Tony C. Blog/Street.com Biz Spending Is Weak 03/28/2007 8:15 AM
There is no saving grace within today's report on February durable goods orders. Weakness has carried on for too many months for the latest weakness to be explained away. In addition, the weakness makes sense when put in the context of the slow pace of economic growth over the past year. Only if economic growth accelerates will the situation improve. Spending leads orders.
Overall, durable goods orders increased 2.5%, but the increase was solely because of a 9.6% surge in transportation orders, which increased largely because of a surge in orders for new aircraft (Boeing received orders for 51 aircraft in February compared to 13 in January). Excluding transportation, durable goods orders fell 0.1% following a 4.0% decrease in January. It was the fourth decline in five months.
Capital spending also looks weak. Orders for nondefense capital goods excluding aircraft, a key gauge of capital spending activity, fell 1.2% following a 7.4% decline in January, which was the biggest decline in three years. It was also the fourth decline in five months. The decline in business spending makes sense. The economy grew below its potential in the final three quarters of 2006, expanding at a pace of just 2.3%. In the current quarter, growth again appears to be running below potential, which is widely believed to be around 3%, owing to 2% productivity growth plus 1% growth in the labor force.

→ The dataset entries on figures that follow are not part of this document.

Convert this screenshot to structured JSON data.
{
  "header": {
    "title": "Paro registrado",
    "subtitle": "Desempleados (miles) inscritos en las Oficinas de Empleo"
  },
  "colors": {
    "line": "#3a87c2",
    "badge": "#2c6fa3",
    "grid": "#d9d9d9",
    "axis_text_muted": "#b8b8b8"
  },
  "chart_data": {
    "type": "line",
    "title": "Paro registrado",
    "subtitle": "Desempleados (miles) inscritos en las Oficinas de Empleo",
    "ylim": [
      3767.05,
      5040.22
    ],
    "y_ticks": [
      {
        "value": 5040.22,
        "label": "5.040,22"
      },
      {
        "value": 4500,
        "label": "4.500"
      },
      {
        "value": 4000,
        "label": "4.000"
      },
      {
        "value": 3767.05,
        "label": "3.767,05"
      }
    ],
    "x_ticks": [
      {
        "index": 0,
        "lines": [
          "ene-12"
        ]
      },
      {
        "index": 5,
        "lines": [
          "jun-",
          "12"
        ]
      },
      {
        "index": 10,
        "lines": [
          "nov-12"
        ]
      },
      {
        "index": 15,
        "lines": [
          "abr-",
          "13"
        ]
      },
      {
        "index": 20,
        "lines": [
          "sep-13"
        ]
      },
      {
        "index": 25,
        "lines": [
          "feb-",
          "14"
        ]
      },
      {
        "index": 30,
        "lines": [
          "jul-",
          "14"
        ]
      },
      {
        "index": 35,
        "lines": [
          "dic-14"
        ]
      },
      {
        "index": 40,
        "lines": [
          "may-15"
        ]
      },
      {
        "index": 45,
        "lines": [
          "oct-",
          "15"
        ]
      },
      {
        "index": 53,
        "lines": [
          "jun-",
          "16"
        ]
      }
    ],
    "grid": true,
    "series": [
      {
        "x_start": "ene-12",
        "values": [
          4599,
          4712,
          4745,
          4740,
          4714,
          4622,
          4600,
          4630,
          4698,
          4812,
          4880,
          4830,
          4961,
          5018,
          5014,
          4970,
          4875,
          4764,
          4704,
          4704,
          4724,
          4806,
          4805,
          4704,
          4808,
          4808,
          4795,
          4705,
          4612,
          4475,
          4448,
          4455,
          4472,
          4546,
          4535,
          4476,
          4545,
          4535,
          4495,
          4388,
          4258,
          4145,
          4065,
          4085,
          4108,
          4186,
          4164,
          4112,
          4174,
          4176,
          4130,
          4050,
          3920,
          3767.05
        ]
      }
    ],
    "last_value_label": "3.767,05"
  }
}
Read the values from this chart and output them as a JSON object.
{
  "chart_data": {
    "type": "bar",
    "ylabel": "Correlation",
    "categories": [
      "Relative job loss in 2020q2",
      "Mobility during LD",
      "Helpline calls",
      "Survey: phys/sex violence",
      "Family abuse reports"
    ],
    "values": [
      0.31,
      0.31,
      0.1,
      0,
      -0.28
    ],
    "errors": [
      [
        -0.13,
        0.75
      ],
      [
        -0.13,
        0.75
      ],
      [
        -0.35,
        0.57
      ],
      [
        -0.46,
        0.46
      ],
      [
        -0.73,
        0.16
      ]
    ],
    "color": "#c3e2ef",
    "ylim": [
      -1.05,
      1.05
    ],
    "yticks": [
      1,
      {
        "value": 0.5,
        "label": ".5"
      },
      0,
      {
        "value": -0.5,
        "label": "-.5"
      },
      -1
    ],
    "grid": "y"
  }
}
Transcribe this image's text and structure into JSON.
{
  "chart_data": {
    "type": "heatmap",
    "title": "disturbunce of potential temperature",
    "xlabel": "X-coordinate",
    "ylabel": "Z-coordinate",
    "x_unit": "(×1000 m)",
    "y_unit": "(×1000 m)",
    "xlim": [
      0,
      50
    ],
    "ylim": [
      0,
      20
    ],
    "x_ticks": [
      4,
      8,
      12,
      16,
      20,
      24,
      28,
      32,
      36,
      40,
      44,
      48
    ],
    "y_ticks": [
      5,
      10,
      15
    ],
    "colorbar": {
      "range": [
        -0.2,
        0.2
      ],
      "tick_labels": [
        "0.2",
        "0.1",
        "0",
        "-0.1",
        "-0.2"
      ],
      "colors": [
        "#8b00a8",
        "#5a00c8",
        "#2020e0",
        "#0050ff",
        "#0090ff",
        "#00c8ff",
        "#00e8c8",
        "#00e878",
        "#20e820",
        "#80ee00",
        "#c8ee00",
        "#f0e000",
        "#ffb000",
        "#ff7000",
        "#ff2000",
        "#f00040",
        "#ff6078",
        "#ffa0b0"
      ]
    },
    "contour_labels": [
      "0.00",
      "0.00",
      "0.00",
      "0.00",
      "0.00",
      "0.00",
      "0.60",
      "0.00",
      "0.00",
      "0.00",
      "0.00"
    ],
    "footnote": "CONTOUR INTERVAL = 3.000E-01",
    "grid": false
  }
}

With demand for goods and services running below the economy's ability to produce goods and services, companies have little need to add new capacity. Hence the weakness in capital spending. This won't change until demand picks up and consumers aren't exactly in the best of shape to carry the load. The hope is that the situation will turn by mid-year when the drag from the recent plunge in home construction begins to diminish, but this prospect is at risk now that some of what is ailing the consumer has become self-feeding.